C’est la deuxième soirée à l’église de Saanen, remplie d’un public curieux d’entendre la violoniste russe Viktoria Mullova se produire dans Haydn et Vivaldi avec les vingt musiciens de l’ensemble Il Giardino Armonico. La contrebasse arrivée à 19 h 28 par on ne sait quel contretemps se fait gentiment charrier par ses camarades, déjà sur scène. Chronos règne sur cette soirée.

© Miguel Bueno
© Miguel Bueno

La maître du temps semble s’être emparé dès le départ de Giovanni Antonini, dont les mains se lèvent comme dans un ralenti cinématographique et rebondissent sur des plumes. Elles sont belles, les sonorités du Giardino Armonico, et le traverso soliste a vite fait de capter l’attention de tous par son articulation soignée, en dépit du tempo que commande désormais le chef : des impulsions sèches dont l’autorité est forte, on dirait Dieu le Père, au Fiat Lux. Les fleurs matinales lèvent leur tête dans l’Adagio-Andante, à l’instar du premier violon, et le superbe Menuet-Trio offre un solo de contrebasse suffisamment rare et beau pour être signalé (on aurait vraiment déploré l’absence de cet instrumentiste !), bientôt suivi du basson. Tonique est encore le dernier mouvement, où le traverso transmet son énergie aux cordes, puis au tutti vigoureux : un bel exorde de la soirée.

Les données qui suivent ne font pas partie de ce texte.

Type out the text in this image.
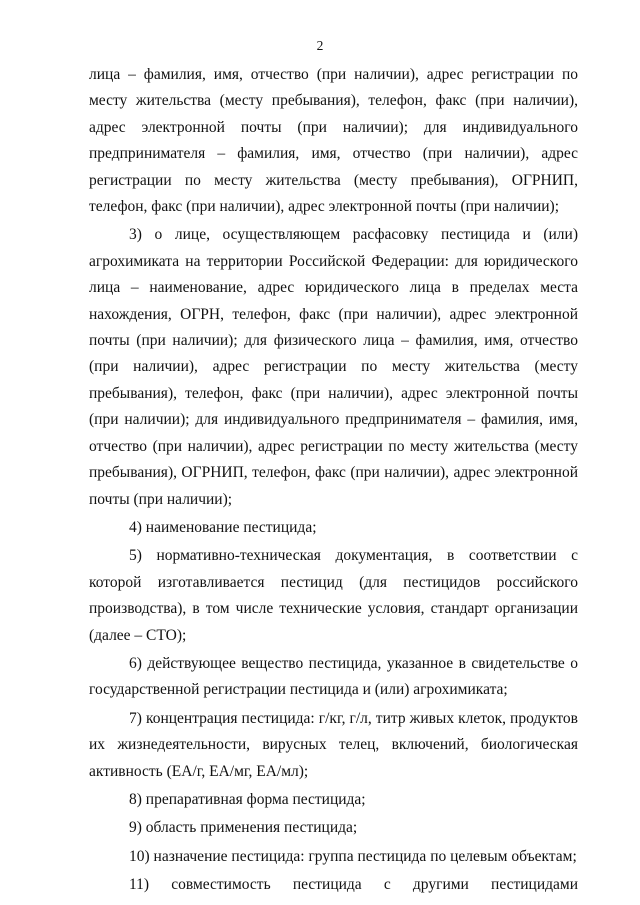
2

лица – фамилия, имя, отчество (при наличии), адрес регистрации по месту жительства (месту пребывания), телефон, факс (при наличии), адрес электронной почты (при наличии); для индивидуального предпринимателя – фамилия, имя, отчество (при наличии), адрес регистрации по месту жительства (месту пребывания), ОГРНИП, телефон, факс (при наличии), адрес электронной почты (при наличии);

3) о лице, осуществляющем расфасовку пестицида и (или) агрохимиката на территории Российской Федерации: для юридического лица – наименование, адрес юридического лица в пределах места нахождения, ОГРН, телефон, факс (при наличии), адрес электронной почты (при наличии); для физического лица – фамилия, имя, отчество (при наличии), адрес регистрации по месту жительства (месту пребывания), телефон, факс (при наличии), адрес электронной почты (при наличии); для индивидуального предпринимателя – фамилия, имя, отчество (при наличии), адрес регистрации по месту жительства (месту пребывания), ОГРНИП, телефон, факс (при наличии), адрес электронной почты (при наличии);

4) наименование пестицида;

5) нормативно-техническая документация, в соответствии с которой изготавливается пестицид (для пестицидов российского производства), в том числе технические условия, стандарт организации (далее – СТО);

6) действующее вещество пестицида, указанное в свидетельстве о государственной регистрации пестицида и (или) агрохимиката;

7) концентрация пестицида: г/кг, г/л, титр живых клеток, продуктов их жизнедеятельности, вирусных телец, включений, биологическая активность (ЕА/г, ЕА/мг, ЕА/мл);

8) препаративная форма пестицида;

9) область применения пестицида;

10) назначение пестицида: группа пестицида по целевым объектам;

11) совместимость пестицида с другими пестицидами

Les traits et les pas de Viktoria Mullova sont décidés lorsqu’elle traverse l’église pour entrer sur scène. Bientôt, son jeu léger et élégant, d’une superbe technicité, confère toute sa beauté au Concerto en sol majeur (Hob. VIIa : 4), nommé "Le Matin". Les cadences sont limpides et virtuoses, le retour au tutti parfaitement orchestré par Giovanni Antonini. Le jeu délicat de Viktoria Mullova est toute retenue et modestie – très différent de celui de Gil Shaham la veille, extraverti et communicatif, quant à lui – mais absolument pas moins méritant, peut-être même plus précis à certains égards que l’Américain, comme le révèle l’Adagio. L’Allegro l’est molto, ce soir : l’archet de la soliste virevolte sur les cordes et rivalise avec la vivacité du clavecin et des violons, qui accentuent lourdement les contretemps de ce mouvement final, lui conférant du caractère. Alors, les premiers sourires se dessinent sur le visage de la soliste, qui s’est visiblement épanouie dans ce premier concerto célébré ce soir avec le Giardino Armonico.

Celui-ci fait cavalier seul dans la Symphonie n° 64, « Tempora Mutantur », sans perdre une once de sa tonicité, ni de sa rapidité. Mais n’est-ce peut-être pas justement cette intensité sans relâche qui produit un petit creux de la vague dans le premier mouvement ? Les pièces du programme choisi, jusqu’ici, manquent un peu de contraste, aussi se réjouit-on d’une petite pause poétique, de la douceur ouatée du Largo, et de l’originalité des trilles du troisième mouvement, jusqu’à ce que le Presto final nous réveille grâce à une tempête sacrément déchaînée.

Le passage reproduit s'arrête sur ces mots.